Enderton's calculus:
Here we have just a rule of inference, Modus Ponens, and we have the following logical axioms:
- All propositional tautologies and usual axioms for the identity;
- every formula of the form $\forall$x A $\rightarrow$ A[x\t] , for t substitutable for x in A;
- every formula of the form $\forall$x (A $\rightarrow$ B) $\rightarrow$ ($\forall$x A $\rightarrow$ $\forall$x B) ;
- every formula of the form A $\rightarrow$ $\forall$x A, for x not free in A.
Well, as Shoenfield observes, for his calculus we can obtain the following metatheorem: given A* instance of A (i.e. for some terms $a_1,...,a_n$ , A* is A[$x_1$ \ $a_1$,...,$x_n$ \ $a_n$]), $\Gamma \vdash $ A iff $\Gamma\vdash$ A*. This means, for example, that
PA $\cup$ {x=0} $\vdash$ x=0 implies PA $\cup$ {x=0} $\vdash$ y=0,
and then we can see why the Deduction Theorem can't work with open formula: otherwise, since it is truth that PA $\cup$ {x=0} $\vdash$ x=0, we would have PA $\vdash$ x=0 $\rightarrow$ y=0, wich could not be because x=0 $\rightarrow$ y=0 is not truth in $\mathbb{N}$ for all assignements to the variables.

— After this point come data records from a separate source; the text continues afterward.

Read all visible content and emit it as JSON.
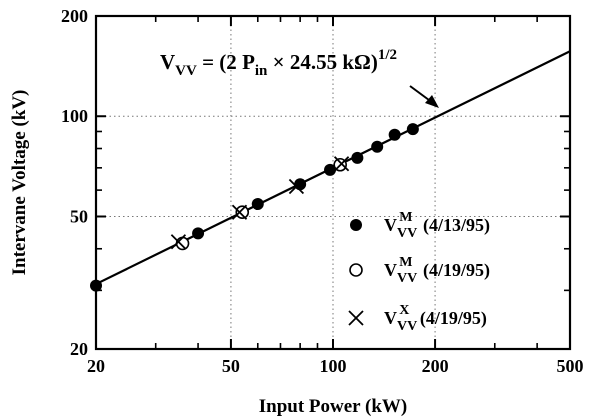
{
  "chart_data": {
    "type": "scatter",
    "xscale": "log",
    "yscale": "log",
    "xlim": [
      20,
      500
    ],
    "ylim": [
      20,
      200
    ],
    "xlabel": "Input Power (kW)",
    "ylabel": "Intervane Voltage (kV)",
    "x_ticks": [
      20,
      50,
      100,
      200,
      500
    ],
    "y_ticks": [
      20,
      50,
      100,
      200
    ],
    "x_tick_labels": [
      "20",
      "50",
      "100",
      "200",
      "500"
    ],
    "y_tick_labels": [
      "20",
      "50",
      "100",
      "200"
    ],
    "grid": "dotted",
    "legend_position": "bottom-right",
    "fit_line": {
      "expression": "V = (2 × P × 24.55)^(1/2)",
      "coefficient_kohm": 24.55,
      "x_range": [
        20,
        500
      ],
      "label": {
        "v": "V",
        "v_sub": "VV",
        "eq": " = (2 ",
        "p": "P",
        "p_sub": "in",
        "rest": " × 24.55  kΩ)",
        "exp": "1/2"
      }
    },
    "series": [
      {
        "name": "VVVM (4/13/95)",
        "name_parts": {
          "main": "V",
          "sub": "VV",
          "sup": "M",
          "suffix": " (4/13/95)"
        },
        "marker": "filled-circle",
        "color": "#000000",
        "x": [
          20,
          40,
          60,
          80,
          98,
          118,
          135,
          152,
          172
        ],
        "y": [
          31,
          44.5,
          54.5,
          62.5,
          69,
          75,
          81,
          88,
          91.5
        ]
      },
      {
        "name": "VVVM (4/19/95)",
        "name_parts": {
          "main": "V",
          "sub": "VV",
          "sup": "M",
          "suffix": " (4/19/95)"
        },
        "marker": "open-circle",
        "color": "#000000",
        "x": [
          36,
          54,
          105
        ],
        "y": [
          41.5,
          51.5,
          71.5
        ]
      },
      {
        "name": "VVVX (4/19/95)",
        "name_parts": {
          "main": "V",
          "sub": "VV",
          "sup": "X",
          "suffix": " (4/19/95)"
        },
        "marker": "x",
        "color": "#000000",
        "x": [
          35,
          53,
          78,
          106
        ],
        "y": [
          42,
          51.5,
          61.5,
          72
        ]
      }
    ]
  }
}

So, I guess, the point (at least, one of the point) is that the above metatheorem is not available in Enderton's system, and so there we can have the 'liberalized' Deduction Theorem. But wich is the deep reason, in the choice of rules and axioms, for this difference?This is my first question.

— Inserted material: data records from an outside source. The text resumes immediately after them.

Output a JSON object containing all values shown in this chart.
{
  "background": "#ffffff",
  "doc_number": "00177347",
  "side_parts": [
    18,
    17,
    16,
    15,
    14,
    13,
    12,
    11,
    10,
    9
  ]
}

My second question, then, is: why this doesen't create some kind of asymmetry between the two systems? For example, why this doesen't imply that there could be some formula $\phi$ wich is derivable from $\Gamma$ using Enderton's system, but wich is not derivable from $\Gamma$ using Shoenfield's system (or viceversa)?